Au Pérou, des communautés s'attaquent à la déforestation grâce à la technologie

Publié le 11 Septembre 2021

À Amarakaeri, ils impliquent l'ensemble de la communauté dans l'utilisation de drones pour compléter leur surveillance de la forêt. Photo : ECA Amarakaeri

Drones, images satellites, téléphones à la cime des arbres : la science et l'intelligence artificielle au service des communautés.

Par Gonzalo Torrico*

Diálogo Chino, 9 septembre 2021 - Lorsqu'ils ont reçu la première alerte de déforestation et les coordonnées exactes sur leur téléphone portable, les gardiens de la communauté indigène d'Infierno, de l'ethnie Ese'eja, se sont dirigés vers la forêt de Madre de Dios, en Amazonie péruvienne. Arrivés à une clairière dans la forêt, ils ont confirmé que l'alarme était vraie : cinq personnes ravageaient les arbres.

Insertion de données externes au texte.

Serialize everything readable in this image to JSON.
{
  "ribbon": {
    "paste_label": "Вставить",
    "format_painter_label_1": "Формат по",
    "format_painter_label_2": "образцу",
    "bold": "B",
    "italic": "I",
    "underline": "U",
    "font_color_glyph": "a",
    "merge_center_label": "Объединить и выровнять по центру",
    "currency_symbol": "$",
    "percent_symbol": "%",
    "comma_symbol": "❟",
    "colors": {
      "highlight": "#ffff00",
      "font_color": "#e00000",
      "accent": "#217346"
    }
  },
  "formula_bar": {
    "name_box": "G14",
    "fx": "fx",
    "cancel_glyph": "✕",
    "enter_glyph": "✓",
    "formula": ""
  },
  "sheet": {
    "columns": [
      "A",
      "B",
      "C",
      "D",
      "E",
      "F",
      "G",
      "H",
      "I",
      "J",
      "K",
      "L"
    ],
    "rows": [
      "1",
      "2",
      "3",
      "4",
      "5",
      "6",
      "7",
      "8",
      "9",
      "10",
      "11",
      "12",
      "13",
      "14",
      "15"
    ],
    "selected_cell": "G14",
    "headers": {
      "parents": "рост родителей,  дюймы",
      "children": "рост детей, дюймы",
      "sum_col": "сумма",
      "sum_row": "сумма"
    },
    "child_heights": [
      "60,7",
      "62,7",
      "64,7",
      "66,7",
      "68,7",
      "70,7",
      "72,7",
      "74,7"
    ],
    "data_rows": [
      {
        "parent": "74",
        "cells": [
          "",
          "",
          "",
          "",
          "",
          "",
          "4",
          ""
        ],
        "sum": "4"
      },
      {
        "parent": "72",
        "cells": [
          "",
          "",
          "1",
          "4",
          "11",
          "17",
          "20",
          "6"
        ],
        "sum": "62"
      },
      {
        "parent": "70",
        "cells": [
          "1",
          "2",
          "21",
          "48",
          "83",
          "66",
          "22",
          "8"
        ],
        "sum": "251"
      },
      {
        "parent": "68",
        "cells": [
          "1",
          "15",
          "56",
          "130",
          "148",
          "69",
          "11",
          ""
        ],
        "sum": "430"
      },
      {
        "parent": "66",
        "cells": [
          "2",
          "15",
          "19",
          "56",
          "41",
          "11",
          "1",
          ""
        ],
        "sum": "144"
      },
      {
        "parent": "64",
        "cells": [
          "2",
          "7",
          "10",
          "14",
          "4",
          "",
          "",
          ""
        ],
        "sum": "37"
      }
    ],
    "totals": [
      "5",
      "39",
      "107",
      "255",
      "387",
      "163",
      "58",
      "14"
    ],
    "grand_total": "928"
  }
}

Ce n'est que récemment qu'un système de surveillance acoustique a été installé à l'intérieur de la concession d'État de 1500 hectares que la communauté gère pour des activités d'écotourisme. "Grâce aux capteurs sonores, nous avons entendu la tronçonneuse", explique Ruhiler Aguirre Mishaja, coordinateur du projet Infierno.

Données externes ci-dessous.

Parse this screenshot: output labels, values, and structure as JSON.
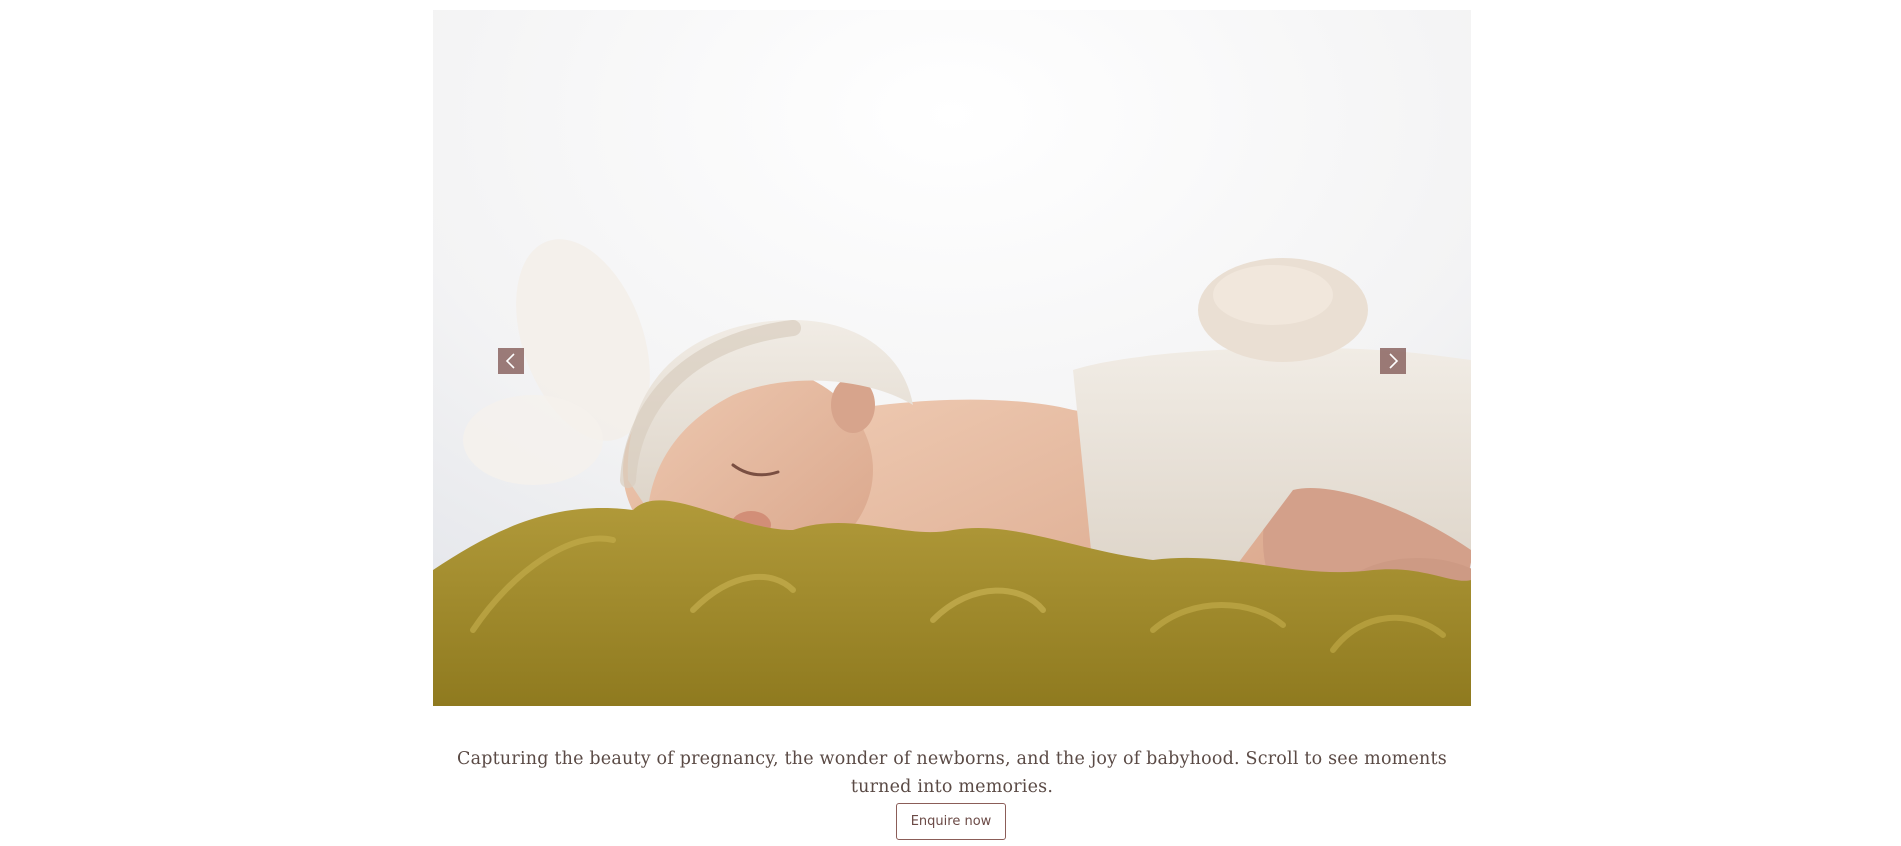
{
  "slider": {
    "image_alt": "",
    "prev_icon": "chevron-left-icon",
    "next_icon": "chevron-right-icon"
  },
  "caption": {
    "text": "Capturing the beauty of pregnancy, the wonder of newborns, and the joy of babyhood. Scroll to see moments turned into memories."
  },
  "cta": {
    "label": "Enquire now"
  },
  "colors": {
    "accent": "#8b6562",
    "text": "#5a4a45",
    "button_border": "#8b5d58"
  }
}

Au cours de la dernière décennie, différentes communautés autochtones amazoniennes, comme Infierno, ont tenu en échec les exploitants forestiers illégaux et défendu leurs territoires à l'aide de différentes technologies : intelligence artificielle, images satellites, applications géoréférencées ou véhicules aériens sans pilote (drones).

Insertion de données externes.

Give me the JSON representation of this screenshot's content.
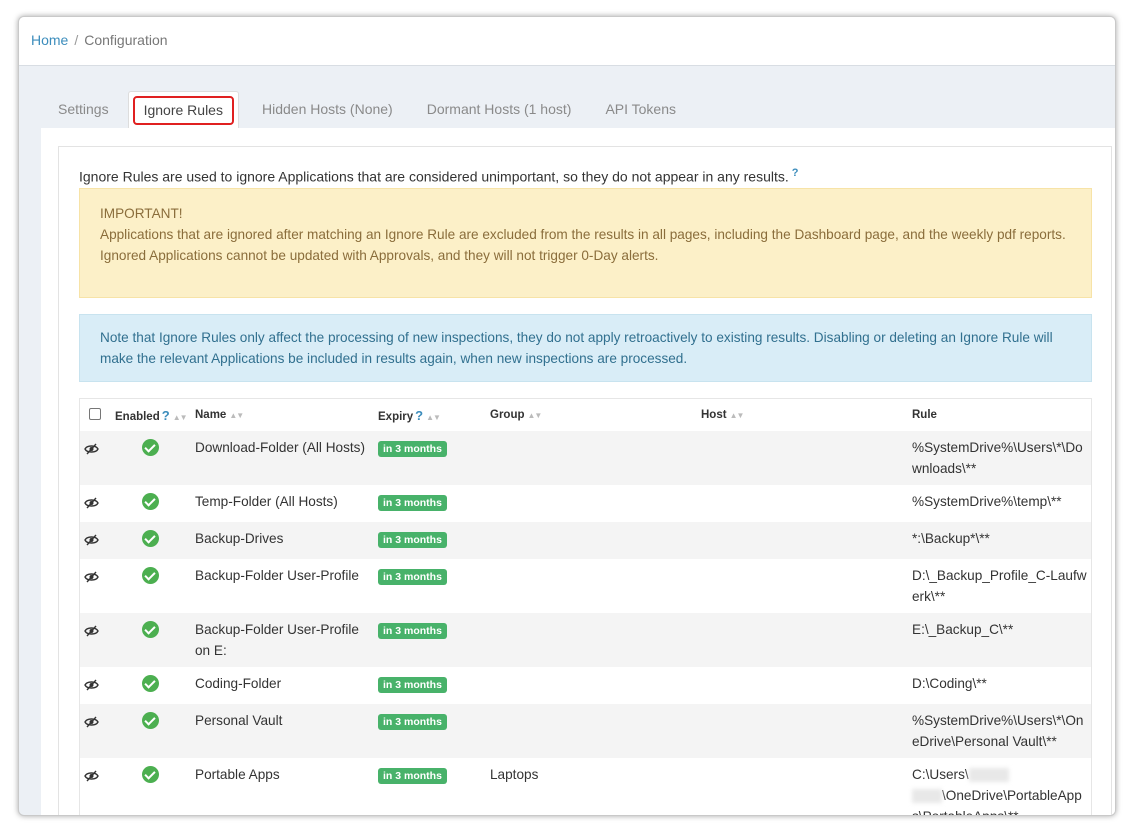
{
  "breadcrumb": {
    "home": "Home",
    "separator": "/",
    "current": "Configuration"
  },
  "tabs": [
    {
      "label": "Settings"
    },
    {
      "label": "Ignore Rules"
    },
    {
      "label": "Hidden Hosts (None)"
    },
    {
      "label": "Dormant Hosts (1 host)"
    },
    {
      "label": "API Tokens"
    }
  ],
  "intro": {
    "text": "Ignore Rules are used to ignore Applications that are considered unimportant, so they do not appear in any results.",
    "help": "?"
  },
  "warning": {
    "title": "IMPORTANT!",
    "line1": "Applications that are ignored after matching an Ignore Rule are excluded from the results in all pages, including the Dashboard page, and the weekly pdf reports.",
    "line2": "Ignored Applications cannot be updated with Approvals, and they will not trigger 0-Day alerts."
  },
  "info": {
    "text": "Note that Ignore Rules only affect the processing of new inspections, they do not apply retroactively to existing results. Disabling or deleting an Ignore Rule will make the relevant Applications be included in results again, when new inspections are processed."
  },
  "table": {
    "headers": {
      "enabled": "Enabled",
      "name": "Name",
      "expiry": "Expiry",
      "group": "Group",
      "host": "Host",
      "rule": "Rule",
      "help": "?"
    },
    "rows": [
      {
        "name": "Download-Folder (All Hosts)",
        "expiry": "in 3 months",
        "group": "",
        "host": "",
        "rule": "%SystemDrive%\\Users\\*\\Downloads\\**"
      },
      {
        "name": "Temp-Folder (All Hosts)",
        "expiry": "in 3 months",
        "group": "",
        "host": "",
        "rule": "%SystemDrive%\\temp\\**"
      },
      {
        "name": "Backup-Drives",
        "expiry": "in 3 months",
        "group": "",
        "host": "",
        "rule": "*:\\Backup*\\**"
      },
      {
        "name": "Backup-Folder User-Profile",
        "expiry": "in 3 months",
        "group": "",
        "host": "",
        "rule": "D:\\_Backup_Profile_C-Laufwerk\\**"
      },
      {
        "name": "Backup-Folder User-Profile on E:",
        "expiry": "in 3 months",
        "group": "",
        "host": "",
        "rule": "E:\\_Backup_C\\**"
      },
      {
        "name": "Coding-Folder",
        "expiry": "in 3 months",
        "group": "",
        "host": "",
        "rule": "D:\\Coding\\**"
      },
      {
        "name": "Personal Vault",
        "expiry": "in 3 months",
        "group": "",
        "host": "",
        "rule": "%SystemDrive%\\Users\\*\\OneDrive\\Personal Vault\\**"
      },
      {
        "name": "Portable Apps",
        "expiry": "in 3 months",
        "group": "Laptops",
        "host": "",
        "rule_prefix": "C:\\Users\\",
        "rule_suffix": "\\OneDrive\\PortableApps\\PortableApps\\**"
      }
    ]
  },
  "colors": {
    "accent": "#3c8dbc",
    "success": "#48b26a",
    "highlight": "#e02020"
  }
}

Saviez-vous que 51,6 % de l'Amazonie péruvienne est placée sous une forme ou une autre sous la protection de l'État ou sur les terres des communautés autochtones ?

Le combat qu'ils mènent est très important, car on estime que 17 % des émissions mondiales de gaz à effet de serre proviennent des pratiques de déforestation. Une recherche récente publiée dans Frontiers in Forests and Global Change avertit déjà que les zones endommagées de l'Amazonie - la plus grande forêt tropicale du monde - pourraient aggraver les effets du changement climatique.


Dominer la forêt

Il est prouvé que les zones sous la tutelle des peuples indigènes ou de l'État, qui représentent 51,6 % de l'Amazonie péruvienne, présentent moins de déforestation que les "no man's lands". L'Environmental Defense Fund indique qu'entre 2000 et 2015, les territoires indigènes du Pérou ont perdu 1,96 % de leur forêt et les zones naturelles protégées ont perdu 0,59 %. En revanche, les terres non surveillées ont subi une déprédation de 4,41%.

Jason Kopas, chercheur et avocat chez Earthjustice, une organisation internationale de défense de l'environnement, explique à Diálogo Chino que la reconnaissance légale et l'attribution de titres de propriété aux territoires autochtones constituent une première étape importante pour améliorer la gestion des forêts. Avec des frontières claires, les communautés peuvent mieux profiter des technologies de surveillance. Dans le Loreto, la région péruvienne qui compte la plus grande superficie forestière, sur les 1221 communautés reconnues, seules 744 ont réussi à obtenir un titre de propriété.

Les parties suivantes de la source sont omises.